Pancreatic Retrograde Venous Infusion (PRVI) Significantly Enhances Delivery of NearIR Labelled SD-101 TLR9 Agonist to Targeted Regions of the Porcine Pancreas.

Wednesday, March 8, 2023

3:36 PM – 3:45 PM

Location: Phoenix Convention Center, 222AB

Abstract Speaker(s)

David B. Jaroch, PhD.

Senior Principal Scientist
Trisalus Life Sciences

Disclosure(s): TriSalus Life Sciences: Intellectual Property Rights (Ongoing), Ownership Interest (Ongoing), Salaried Employee (Ongoing)

Author/Co-author(s)

DP

David Porter, M.D.

Interventional Radiologist Consultant
Independent Consultant
DG

Dennis Griffin, M.D.

Interventional Radiologist Consultant
Independent Consultant
SK

Steven Katz, M.D.

Chief Medical Officer
TriSalus Life Sciences
BC

Bryan Cox, PhD.

Chief of Research
TriSalus Life Sciences

Disclosure(s):

David B. Jaroch, PhD.: TriSalus Life Sciences: Intellectual Property Rights (Ongoing), Ownership Interest (Ongoing), Salaried Employee (Ongoing)

Purpose:

Advanced pancreatic ductal adenocarcinoma (PDAC) has an overall 5-year survival rate of only 10%. Systemically delivered conventional chemotherapy and immunotherapy have had limited success in locally advanced PDAC patients, in part, due to high intratumoral pressure which restricts blood flow and therapeutic absorption. Here we describe a novel trans-venous approach for delivering labeled SD-101 (SD-101^L), a novel immune modulating TLR9 Type C agonist, into pancreatic tissues under elevated pressure.

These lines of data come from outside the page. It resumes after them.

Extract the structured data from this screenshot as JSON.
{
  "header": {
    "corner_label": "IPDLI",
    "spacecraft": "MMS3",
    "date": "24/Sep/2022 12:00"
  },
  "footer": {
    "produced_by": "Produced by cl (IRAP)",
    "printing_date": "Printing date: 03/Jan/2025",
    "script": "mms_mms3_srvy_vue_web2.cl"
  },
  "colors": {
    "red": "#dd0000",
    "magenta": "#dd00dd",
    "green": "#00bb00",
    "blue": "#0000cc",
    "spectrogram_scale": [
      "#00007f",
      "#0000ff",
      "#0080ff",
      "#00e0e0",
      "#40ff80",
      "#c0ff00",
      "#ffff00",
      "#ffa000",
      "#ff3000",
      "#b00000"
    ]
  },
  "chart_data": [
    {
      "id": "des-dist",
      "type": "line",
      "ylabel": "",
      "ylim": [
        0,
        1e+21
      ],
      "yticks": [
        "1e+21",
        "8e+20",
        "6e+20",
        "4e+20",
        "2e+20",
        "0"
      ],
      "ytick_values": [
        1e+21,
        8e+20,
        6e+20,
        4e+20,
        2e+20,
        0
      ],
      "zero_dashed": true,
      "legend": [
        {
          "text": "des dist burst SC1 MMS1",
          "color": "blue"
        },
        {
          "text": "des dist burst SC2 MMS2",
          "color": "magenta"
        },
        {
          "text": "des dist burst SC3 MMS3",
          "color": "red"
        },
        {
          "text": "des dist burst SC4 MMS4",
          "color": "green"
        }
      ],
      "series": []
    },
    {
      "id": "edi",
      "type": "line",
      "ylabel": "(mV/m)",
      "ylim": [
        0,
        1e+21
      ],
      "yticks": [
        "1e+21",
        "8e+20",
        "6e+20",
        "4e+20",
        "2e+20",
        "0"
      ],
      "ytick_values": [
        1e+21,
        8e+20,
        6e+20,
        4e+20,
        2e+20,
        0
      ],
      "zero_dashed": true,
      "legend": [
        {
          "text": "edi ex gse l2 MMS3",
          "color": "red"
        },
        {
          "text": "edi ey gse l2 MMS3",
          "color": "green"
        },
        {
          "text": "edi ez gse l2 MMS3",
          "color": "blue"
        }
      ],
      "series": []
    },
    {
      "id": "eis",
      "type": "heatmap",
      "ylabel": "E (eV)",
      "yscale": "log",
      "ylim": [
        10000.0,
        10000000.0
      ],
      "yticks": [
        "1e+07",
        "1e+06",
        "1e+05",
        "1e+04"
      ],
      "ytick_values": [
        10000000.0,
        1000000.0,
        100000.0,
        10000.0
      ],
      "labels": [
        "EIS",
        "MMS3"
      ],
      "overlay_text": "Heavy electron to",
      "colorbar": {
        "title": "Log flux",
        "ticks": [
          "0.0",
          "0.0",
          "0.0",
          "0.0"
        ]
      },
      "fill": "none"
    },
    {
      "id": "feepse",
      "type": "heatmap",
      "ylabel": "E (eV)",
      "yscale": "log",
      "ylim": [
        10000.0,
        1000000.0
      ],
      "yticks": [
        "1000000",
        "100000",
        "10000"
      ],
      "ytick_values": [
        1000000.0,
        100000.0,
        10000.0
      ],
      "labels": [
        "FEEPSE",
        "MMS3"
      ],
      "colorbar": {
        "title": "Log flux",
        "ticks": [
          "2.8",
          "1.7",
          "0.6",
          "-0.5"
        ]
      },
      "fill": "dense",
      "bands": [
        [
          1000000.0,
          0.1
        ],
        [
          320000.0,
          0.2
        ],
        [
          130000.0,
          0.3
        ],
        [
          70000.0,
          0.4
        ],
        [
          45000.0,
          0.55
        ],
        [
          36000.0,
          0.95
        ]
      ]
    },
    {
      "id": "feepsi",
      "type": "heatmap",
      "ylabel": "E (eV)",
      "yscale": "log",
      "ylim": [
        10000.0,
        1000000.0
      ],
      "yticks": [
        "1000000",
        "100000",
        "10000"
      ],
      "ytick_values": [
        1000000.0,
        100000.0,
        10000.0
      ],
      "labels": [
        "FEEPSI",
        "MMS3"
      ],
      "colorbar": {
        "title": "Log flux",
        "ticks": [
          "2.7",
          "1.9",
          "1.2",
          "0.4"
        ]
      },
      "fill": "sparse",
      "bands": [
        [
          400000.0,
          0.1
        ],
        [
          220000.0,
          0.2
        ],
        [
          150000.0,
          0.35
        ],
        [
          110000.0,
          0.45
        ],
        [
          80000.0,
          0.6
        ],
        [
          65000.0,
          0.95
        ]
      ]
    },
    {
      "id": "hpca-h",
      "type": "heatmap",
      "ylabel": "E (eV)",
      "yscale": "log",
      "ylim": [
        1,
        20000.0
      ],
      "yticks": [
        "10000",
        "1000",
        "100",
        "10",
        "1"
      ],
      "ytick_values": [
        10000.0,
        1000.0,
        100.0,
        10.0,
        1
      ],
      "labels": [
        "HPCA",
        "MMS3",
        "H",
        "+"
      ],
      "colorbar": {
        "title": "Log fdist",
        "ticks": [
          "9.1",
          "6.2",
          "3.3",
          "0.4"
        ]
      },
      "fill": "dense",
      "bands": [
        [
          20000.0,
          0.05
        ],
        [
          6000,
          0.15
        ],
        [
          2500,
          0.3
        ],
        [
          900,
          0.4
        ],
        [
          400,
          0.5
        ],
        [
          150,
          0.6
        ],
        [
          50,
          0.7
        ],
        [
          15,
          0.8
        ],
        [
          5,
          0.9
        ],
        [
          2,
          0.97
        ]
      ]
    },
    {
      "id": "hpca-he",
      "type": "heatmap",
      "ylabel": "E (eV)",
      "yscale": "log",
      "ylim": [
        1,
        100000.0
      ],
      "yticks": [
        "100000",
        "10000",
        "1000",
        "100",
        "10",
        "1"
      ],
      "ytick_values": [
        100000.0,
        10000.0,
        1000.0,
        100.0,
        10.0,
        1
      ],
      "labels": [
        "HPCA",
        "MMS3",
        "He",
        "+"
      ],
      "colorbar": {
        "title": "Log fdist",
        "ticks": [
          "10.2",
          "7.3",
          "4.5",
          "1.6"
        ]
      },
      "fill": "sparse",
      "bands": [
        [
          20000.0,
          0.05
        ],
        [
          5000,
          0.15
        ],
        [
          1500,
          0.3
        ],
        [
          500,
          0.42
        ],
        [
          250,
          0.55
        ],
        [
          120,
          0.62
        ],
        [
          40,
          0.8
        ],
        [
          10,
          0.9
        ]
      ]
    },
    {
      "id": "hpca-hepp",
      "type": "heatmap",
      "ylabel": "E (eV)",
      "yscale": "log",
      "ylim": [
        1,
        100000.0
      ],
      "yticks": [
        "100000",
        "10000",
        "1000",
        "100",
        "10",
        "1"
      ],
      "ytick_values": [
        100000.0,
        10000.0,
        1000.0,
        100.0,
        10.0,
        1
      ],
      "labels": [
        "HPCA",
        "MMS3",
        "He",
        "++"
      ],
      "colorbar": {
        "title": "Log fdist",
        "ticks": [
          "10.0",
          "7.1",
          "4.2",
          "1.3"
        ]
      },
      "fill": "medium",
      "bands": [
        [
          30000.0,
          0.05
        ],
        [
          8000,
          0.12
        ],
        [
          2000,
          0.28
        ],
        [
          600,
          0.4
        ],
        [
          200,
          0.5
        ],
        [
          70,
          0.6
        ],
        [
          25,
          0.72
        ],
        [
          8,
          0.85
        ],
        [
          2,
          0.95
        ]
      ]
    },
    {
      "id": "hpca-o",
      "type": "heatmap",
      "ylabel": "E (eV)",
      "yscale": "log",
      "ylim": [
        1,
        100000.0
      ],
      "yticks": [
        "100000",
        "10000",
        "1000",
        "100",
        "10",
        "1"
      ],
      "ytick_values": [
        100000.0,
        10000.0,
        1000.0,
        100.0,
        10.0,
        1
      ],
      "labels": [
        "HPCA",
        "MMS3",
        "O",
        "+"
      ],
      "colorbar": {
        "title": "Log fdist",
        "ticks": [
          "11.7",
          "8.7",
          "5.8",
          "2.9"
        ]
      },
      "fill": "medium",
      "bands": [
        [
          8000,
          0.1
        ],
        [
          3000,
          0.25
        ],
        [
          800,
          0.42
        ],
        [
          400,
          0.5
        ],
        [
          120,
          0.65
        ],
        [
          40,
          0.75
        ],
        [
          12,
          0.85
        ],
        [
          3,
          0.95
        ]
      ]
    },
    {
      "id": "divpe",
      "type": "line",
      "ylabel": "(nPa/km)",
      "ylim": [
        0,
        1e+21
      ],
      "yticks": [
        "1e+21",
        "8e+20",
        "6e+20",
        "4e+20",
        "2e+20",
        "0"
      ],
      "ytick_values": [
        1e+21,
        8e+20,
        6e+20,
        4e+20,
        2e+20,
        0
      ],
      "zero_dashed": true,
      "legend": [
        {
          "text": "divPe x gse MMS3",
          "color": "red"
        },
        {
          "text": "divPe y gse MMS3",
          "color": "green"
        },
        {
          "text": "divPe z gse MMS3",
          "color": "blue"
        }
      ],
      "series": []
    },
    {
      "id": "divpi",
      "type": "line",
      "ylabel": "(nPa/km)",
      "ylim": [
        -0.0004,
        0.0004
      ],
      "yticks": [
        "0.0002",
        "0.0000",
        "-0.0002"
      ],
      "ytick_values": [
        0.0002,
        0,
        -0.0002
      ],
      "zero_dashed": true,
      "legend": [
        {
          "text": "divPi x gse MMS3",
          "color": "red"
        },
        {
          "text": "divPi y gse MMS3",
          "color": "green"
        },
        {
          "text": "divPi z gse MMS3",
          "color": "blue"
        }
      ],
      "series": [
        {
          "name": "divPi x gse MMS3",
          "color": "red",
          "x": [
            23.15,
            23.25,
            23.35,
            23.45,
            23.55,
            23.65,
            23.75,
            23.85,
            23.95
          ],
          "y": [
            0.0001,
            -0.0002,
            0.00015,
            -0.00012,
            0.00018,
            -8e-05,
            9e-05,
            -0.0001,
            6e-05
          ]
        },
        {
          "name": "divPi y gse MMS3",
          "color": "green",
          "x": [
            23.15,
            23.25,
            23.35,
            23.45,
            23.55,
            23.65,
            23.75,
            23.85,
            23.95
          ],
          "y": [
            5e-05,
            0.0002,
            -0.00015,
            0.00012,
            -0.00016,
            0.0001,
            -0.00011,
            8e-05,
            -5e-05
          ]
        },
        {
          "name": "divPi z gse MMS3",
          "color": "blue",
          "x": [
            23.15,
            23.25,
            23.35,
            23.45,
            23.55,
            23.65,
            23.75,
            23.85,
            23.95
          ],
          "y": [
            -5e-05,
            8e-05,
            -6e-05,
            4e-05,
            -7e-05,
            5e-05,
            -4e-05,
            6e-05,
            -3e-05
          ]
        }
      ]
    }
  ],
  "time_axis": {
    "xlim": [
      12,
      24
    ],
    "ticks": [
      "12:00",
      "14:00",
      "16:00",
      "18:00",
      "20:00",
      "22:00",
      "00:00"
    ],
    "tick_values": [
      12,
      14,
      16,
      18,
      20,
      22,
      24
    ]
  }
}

Materials and Methods: The study was conducted on normal 40-60kg female swine. A fixed dosage of nearIR labeled SD-101^L was administered to each animal. The therapeutic was dispersed in either 10ml (n=5) or 20ml (n=5) of solution to evaluate how infusion volume impacts delivery efficiency. A third cohort was evaluated to determine if allowing the therapeutic to “dwell” within the vessel at stasis for 20min impacted uptake (10ml infusion, 20min dwell, n=5). Infusion was conducted through a TriSalus Infusion System (TIS-21120-60) at a rate of 2ml/min into a volume drained by a single vein (Target Tissue) for all cohorts. A 35mmHg maximum vascular pressure threshold was established after device deployment prior to infusion. The remainder of the pancreas remained untreated (Non-Target Tissue). Quantification of tissue uptake within the pancreases was performed by nearIR fluorescence imaging on sequential 1cm thick sections of tissue.

Results:

Target tissues displayed 11.5-fold (10ml, 0min dwell, p=0.003), 10.8-fold (10ml, 20min dwell, p=0.001) and 11.2-fold (20ml, 0min, p=0.018) enrichment in fluorescent signal relative to non-target tissues. Single vessel infusions resulted in a mean treated volume of 4.5±0.6cm³. Infusion volume and dwell time did not significantly impact target tissue fluorescence intensity or treated tissue volume. Vascular pressure was significantly increased relative to normal venous pressure after device deployment (21.6±1.5mmHg vs 30.2±1.0mmHg, p=0.000) and during infusion (21.6±1.5mmHg vs 33.7±1.5mmHg, p=0.000).

Conclusion:

PRVI methodology significantly increased the concentration of SD-101^L within a targeted infusion region of the pancreas. The observed 10.8 to 11.5-fold enrichment may be attributed to exposing tissues to concentrated therapeutic solution under elevated pressure, promoting convective transport. PRVI methodology may allow physicians to improve therapeutic delivery to locally advanced PDAC tumors. These data formed the preclinical foundation for the PERIO-03 clinical trial at MD Anderson Cancer Center.